Por Carolina Natal
Uma cortina de bordados ucranianos estendeu-se sobre o Brasil. Trata-se da temporada de apresentação do Balé Nacional da Ucrânia, que também deixou seus passos na cidade de São José dos Campos. Assim, a cidade comemorou em grande estilo, no dia 29 de abril, dia Internacional da Dança, a apreciação do espetáculo Virsky. Apesar da distância geográfica, a Cia pode reencontrar identidades similares às suas em sua maior colônia de ucranianos da América Latina, o Brasil.
Pode-se dizer que a cortina de ferro que dividia a Europa entre Oriental, socialista, e Ocidental, capitalista, hoje fora transformada em cortinas bordadas, as quais permitem docemente que a Companhia possa respirar outras culturas, transitar e apresentar em outros países e o mais precioso disso, difundir sua cultura e identidade. Assim, seus bordados em seus ínfimos detalhes ganham amplitudes tão singulares quanto a delicadeza de seu processo de formação.
Numa época tão automatizada, que dispensa os trabalhos manuais, a Companhia nos resgata e nos transporta diretamente para a experiência do humano, do sensível, de uma equipe colaborativa, que mantém sua originalidade na resistência de sua tradição. Na bagagem da Cia, conta-se com cerca de quatro toneladas somando-se as roupas, que são os diversos figurinos utilizados em cena, e a orquestra.
Tais figurinos foram todos bordados à mão, trabalho que certamente exige muita dedicação e atenção ao que se demonstra aparentemente pequeno. Estes trajes são diversos, em sua maioria coloridos, cheios de vida, com adereços e sobreposições.
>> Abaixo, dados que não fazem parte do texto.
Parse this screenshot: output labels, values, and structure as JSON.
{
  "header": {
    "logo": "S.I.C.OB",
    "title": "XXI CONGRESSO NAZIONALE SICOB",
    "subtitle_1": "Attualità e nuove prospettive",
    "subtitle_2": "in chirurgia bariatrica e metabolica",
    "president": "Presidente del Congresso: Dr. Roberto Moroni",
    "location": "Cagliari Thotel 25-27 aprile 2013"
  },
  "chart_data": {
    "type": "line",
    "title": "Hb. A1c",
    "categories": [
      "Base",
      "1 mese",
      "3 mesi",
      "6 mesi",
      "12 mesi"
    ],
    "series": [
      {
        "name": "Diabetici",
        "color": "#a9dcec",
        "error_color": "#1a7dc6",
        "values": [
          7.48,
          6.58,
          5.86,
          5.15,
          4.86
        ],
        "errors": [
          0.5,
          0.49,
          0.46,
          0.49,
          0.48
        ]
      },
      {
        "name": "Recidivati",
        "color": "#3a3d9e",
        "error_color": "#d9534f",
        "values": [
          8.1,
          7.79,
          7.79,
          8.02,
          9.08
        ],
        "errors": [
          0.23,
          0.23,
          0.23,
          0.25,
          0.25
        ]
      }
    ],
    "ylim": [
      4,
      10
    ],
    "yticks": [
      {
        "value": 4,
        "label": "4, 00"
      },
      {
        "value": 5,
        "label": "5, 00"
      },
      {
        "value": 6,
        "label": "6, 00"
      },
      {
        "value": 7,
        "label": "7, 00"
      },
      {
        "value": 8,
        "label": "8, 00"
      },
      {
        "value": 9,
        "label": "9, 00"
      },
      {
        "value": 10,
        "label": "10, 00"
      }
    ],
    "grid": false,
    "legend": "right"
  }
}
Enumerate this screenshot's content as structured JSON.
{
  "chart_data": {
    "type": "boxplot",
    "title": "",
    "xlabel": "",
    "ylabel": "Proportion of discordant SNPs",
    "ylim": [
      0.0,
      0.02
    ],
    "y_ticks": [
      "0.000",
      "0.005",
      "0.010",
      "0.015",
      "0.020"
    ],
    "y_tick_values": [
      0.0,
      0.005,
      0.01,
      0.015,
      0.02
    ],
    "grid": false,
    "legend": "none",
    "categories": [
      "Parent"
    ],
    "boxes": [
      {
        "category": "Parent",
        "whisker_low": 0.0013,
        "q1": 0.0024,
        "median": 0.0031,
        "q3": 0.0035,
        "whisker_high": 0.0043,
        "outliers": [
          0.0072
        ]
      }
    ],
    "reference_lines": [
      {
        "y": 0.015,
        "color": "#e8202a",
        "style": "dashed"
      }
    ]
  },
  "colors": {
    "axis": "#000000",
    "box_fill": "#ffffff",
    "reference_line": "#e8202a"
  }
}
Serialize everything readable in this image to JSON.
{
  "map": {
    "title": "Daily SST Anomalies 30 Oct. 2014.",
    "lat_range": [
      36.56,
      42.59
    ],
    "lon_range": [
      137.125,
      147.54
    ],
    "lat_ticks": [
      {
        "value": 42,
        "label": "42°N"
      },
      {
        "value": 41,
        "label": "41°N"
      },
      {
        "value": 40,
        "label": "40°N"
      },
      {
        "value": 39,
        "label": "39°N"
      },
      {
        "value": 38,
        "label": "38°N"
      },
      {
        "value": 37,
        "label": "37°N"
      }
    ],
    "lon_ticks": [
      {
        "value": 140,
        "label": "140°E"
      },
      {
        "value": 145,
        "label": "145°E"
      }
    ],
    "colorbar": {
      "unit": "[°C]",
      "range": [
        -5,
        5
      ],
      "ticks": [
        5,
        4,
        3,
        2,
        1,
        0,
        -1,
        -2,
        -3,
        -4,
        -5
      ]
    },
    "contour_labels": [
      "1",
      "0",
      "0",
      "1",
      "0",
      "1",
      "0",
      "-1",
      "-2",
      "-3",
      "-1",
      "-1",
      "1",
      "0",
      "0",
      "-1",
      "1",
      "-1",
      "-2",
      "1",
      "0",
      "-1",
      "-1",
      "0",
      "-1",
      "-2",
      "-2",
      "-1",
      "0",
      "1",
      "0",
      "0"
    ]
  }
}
Tudo muito expressivo.
Os primeiros passos da Companhia fundada por Pavlo Virsky foi em 1937 e, somente ao longo dos anos e do reconhecimento de seu trabalho, é que fora reconhecido o mérito da Cia como porte “nacional”.
Atualmente, dirigida por seu discípulo Mykola Bolotov, que assumiu a direção em 1980, este busca visivelmente manter a linha de seu sucessor e, sobretudo, manter a dança folclórica como parte de seu repertório coreográfico.
O espetáculo é um convite às diversas lendas e mitos do país, atravessando-o geograficamente por meio desta aquarela de cores sobre o palco. Nele, revelam-se cenas de saudação, de rituais de combate, de heróis da guerra, do amor, a competição, sobre as bordadeiras, os marinheiros, os mercadores e a dança do grito, entre outros.
Diante de tanta disciplina e rigor técnico, a destreza e inventividade desta dança se firma na capacidade do coreógrafo mesclar toda essa dança folclórica, impregnada em seus corpos, sobretudo com a técnica clássica. Este livre trânsito, resultado das habilidades técnicas e corporais, possibilita que os passos da dança clássica sejam absorvidos com a originalidade latente da cultura popular deste povo. Assim, o vigor, a coragem e a delicadeza desses corpos transformam o folclore e a técnica clássica em um balé regado de originalidades e em diálogo com o contemporâneo.
Buscando alguma semelhança com estes corpos, sob a ótica das nossas referências, é possível ver a dança da quadrilha, em suas composições de casais, a dança com os pandeiros que nos remetem ao universo do samba, a lança pontuda em suas mãos que nos recorda os povos indígenas, a impressionante dança em posição agachada que nos conduz diretamente ao frevo e, finalmente, as rendeiras do Ceará. Assim, assistimos a esse espetáculo de origem geográfica tão distante, mas identificamos algo em comum, nessas danças, que nos aproximam.
Lanço destaque à dança das bordadeiras que tecem, com fios grossos, um lindo tear dançante, que incrivelmente se faz e se desfaz coreograficamente em cena. Diz a lenda que, segundo a tradição ucraniana, as noivas devem bordar uma camisa ao noivo antes de seu casamento. Esta dança retrata bem a delicadeza, harmonia e familiaridade da relação que estas mulheres estabelecem com esses fios.
E ao final, a dança do grito, altiva, com alguns solos de suspender qualquer espectador. Gritam, traduzem sons através dos corpos e acompanham, de forma sincrônica, o timbre musical durante o auge de seus movimentos virtuosos. É uma verdadeira visita ao povo ucraniano, mas através da dança.
Não poderia deixar de citar nossa grande escritora Clarice Lispector, ucraniana e naturalizada brasileira, que também nos traz a dimensão de possíveis proximidades e identificações culturais: ”É também com o corpo todo que pinto os meus quadros e na tela fixo o incorpóreo, eu corpo a corpo comigo mesma. Ouve-me então com teu corpo inteiro.”
Assim, ouvimos e vimos a obra com o corpo inteiro.